As the title states, no further effort required. Without disturbing the way native gcc compiles.
Crossdev no longer balks at installing a cross gcc with the same version as the system, so this means not only can it be done the "Funtoo way", but you can also build an identical cross toolchain for maximum compatibility.
The attached ebuild works here with this:
There are two issues. I had this problem on both x86_64 machines I used: https://forums.gentoo.org/viewtopic-p-7823658.html. They refer to this bug report: https://bugs.gentoo.org/show_bug.cgi?id=562460 and it was solved here with this patch: https://bugs.gentoo.org/attachment.cgi?id=414948&action=edit. Note that there isn't ahy code in the binutils-config ebuild to patch, and I didn't try to patch, I simply added those few lines to the file manually. So I don't have any idea how current that patch is, whether you can patch it the proper way. Easy enough though, re-emerge binutils-config then you are ready to build your toolchain. Otherwise gcc would fail building libgcc, "can't find file suffixes", something like that. If you look in
it will mention the real error, can't find libopcodes.so.
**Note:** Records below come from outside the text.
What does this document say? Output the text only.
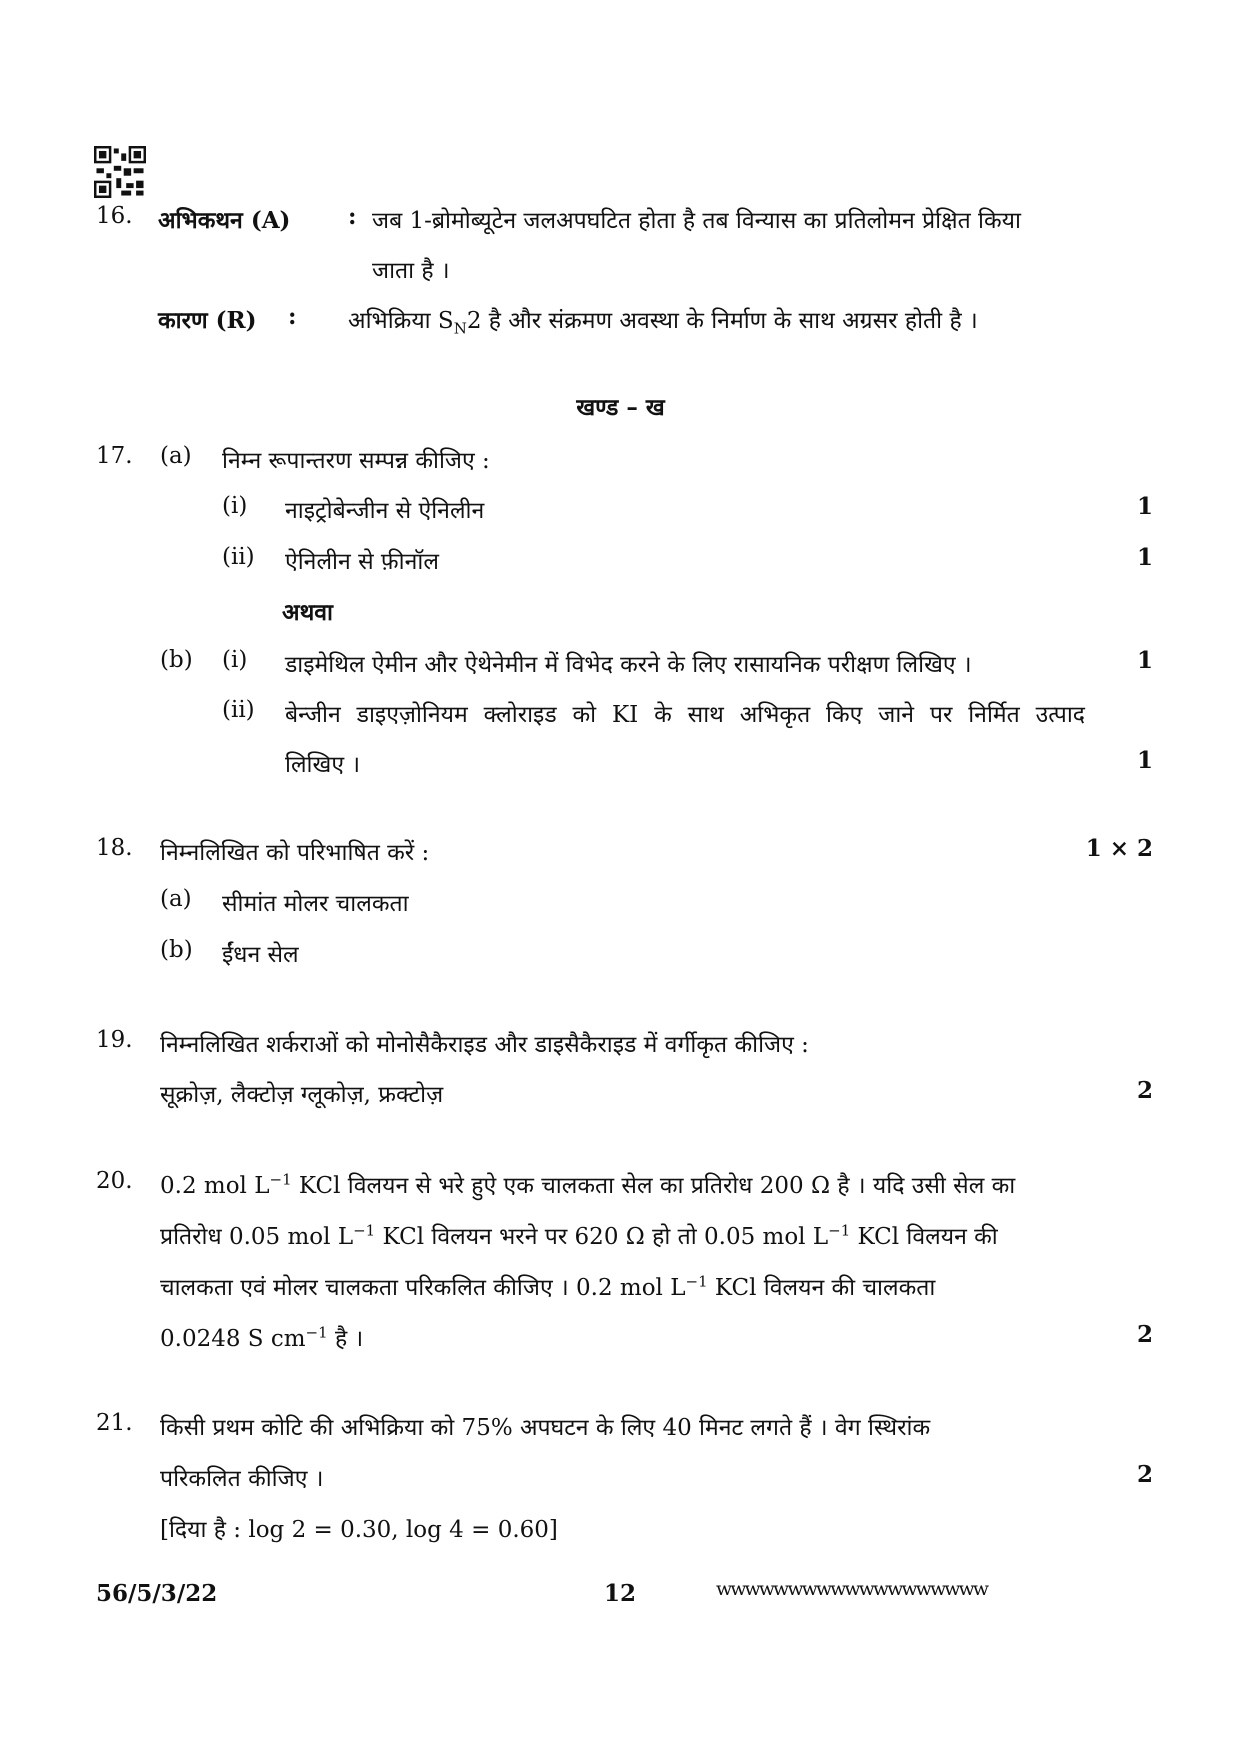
16. अभिकथन (A)	: जब 1-ब्रोमोब्यूटेन जलअपघटित होता है तब विन्यास का प्रतिलोमन प्रेक्षित किया
जाता है ।
कारण (R) : अभिक्रिया $S_N2$ है और संक्रमण अवस्था के निर्माण के साथ अग्रसर होती है ।
खण्ड – ख
17. (a) निम्न रूपान्तरण सम्पन्न कीजिए :
(i) नाइट्रोबेन्जीन से ऐनिलीन	1
(ii) ऐनिलीन से फ़ीनॉल	1
अथवा
(b) (i) डाइमेथिल ऐमीन और ऐथेनेमीन में विभेद करने के लिए रासायनिक परीक्षण लिखिए ।	1
(ii) बेन्जीन डाइएज़ोनियम क्लोराइड को KI के साथ अभिकृत किए जाने पर निर्मित उत्पाद
लिखिए ।	1
18. निम्नलिखित को परिभाषित करें :	1 × 2
(a) सीमांत मोलर चालकता
(b) ईंधन सेल
19. निम्नलिखित शर्कराओं को मोनोसैकैराइड और डाइसैकैराइड में वर्गीकृत कीजिए :
सूक्रोज़, लैक्टोज़ ग्लूकोज़, फ्रक्टोज़	2
20. 0.2 mol $L^{-1}$ KCl विलयन से भरे हुऐ एक चालकता सेल का प्रतिरोध 200 Ω है । यदि उसी सेल का
प्रतिरोध 0.05 mol $L^{-1}$ KCl विलयन भरने पर 620 Ω हो तो 0.05 mol $L^{-1}$ KCl विलयन की
चालकता एवं मोलर चालकता परिकलित कीजिए । 0.2 mol $L^{-1}$ KCl विलयन की चालकता
0.0248 S $cm^{-1}$ है ।	2
21. किसी प्रथम कोटि की अभिक्रिया को 75% अपघटन के लिए 40 मिनट लगते हैं । वेग स्थिरांक
परिकलित कीजिए ।	2
[दिया है : log 2 = 0.30, log 4 = 0.60]
56/5/3/22	12	wwwwwwwwwwwwwwwwwww
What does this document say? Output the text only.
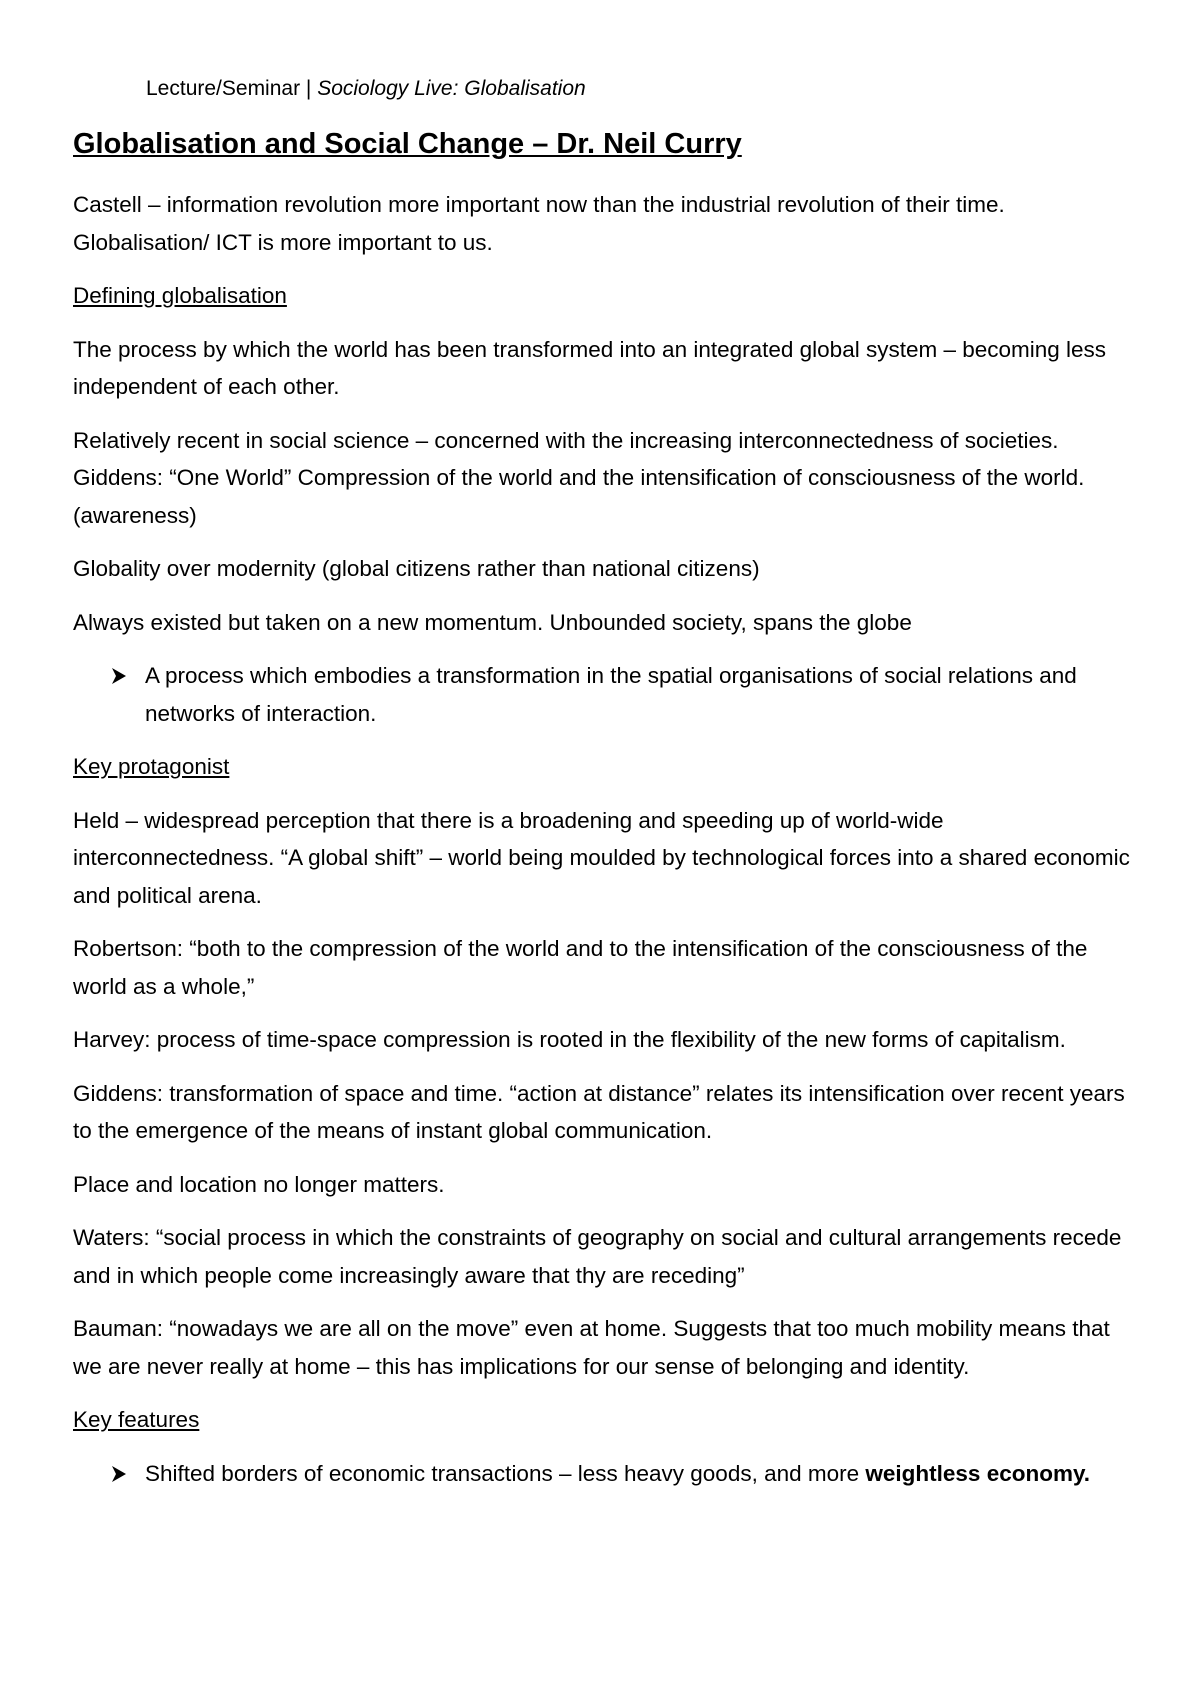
Lecture/Seminar | Sociology Live: Globalisation
Globalisation and Social Change – Dr. Neil Curry

Castell – information revolution more important now than the industrial revolution of their time. Globalisation/ ICT is more important to us.

Defining globalisation

The process by which the world has been transformed into an integrated global system – becoming less independent of each other.

Relatively recent in social science – concerned with the increasing interconnectedness of societies. Giddens: “One World” Compression of the world and the intensification of consciousness of the world. (awareness)

Globality over modernity (global citizens rather than national citizens)

Always existed but taken on a new momentum. Unbounded society, spans the globe

A process which embodies a transformation in the spatial organisations of social relations and networks of interaction.

Key protagonist

Held – widespread perception that there is a broadening and speeding up of world-wide interconnectedness. “A global shift” – world being moulded by technological forces into a shared economic and political arena.

Robertson: “both to the compression of the world and to the intensification of the consciousness of the world as a whole,”

Harvey: process of time-space compression is rooted in the flexibility of the new forms of capitalism.

Giddens: transformation of space and time. “action at distance” relates its intensification over recent years to the emergence of the means of instant global communication.

Place and location no longer matters.

Waters: “social process in which the constraints of geography on social and cultural arrangements recede and in which people come increasingly aware that thy are receding”

Bauman: “nowadays we are all on the move” even at home. Suggests that too much mobility means that we are never really at home – this has implications for our sense of belonging and identity.

Key features

Shifted borders of economic transactions – less heavy goods, and more weightless economy.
The second issue is one for the devs. While this ebuild will work for most armv7a people using --with-fpu=vfpv3-d16 (you can find it on the target with gcc -v), my native system gcc on the target uses a different fpu setting. This caused distcc to decide it's compiles were in error and it refused to use any of them. I solved it by hard-coding my fpu into the local ebuilds here, Since there are a dozen or so possibilities and probably more on the horizon, we need some mechanism to pass that info to the ebuild, perhaps something like the CROSS-COMPILE-OPTS on glibc.
Tests performed: cross toolchains built on two x86_64 machines, re-emerged native gcc on one x86_64 machine and finally ran a few ebuilds using distcc on the target machine. All worked perfectly.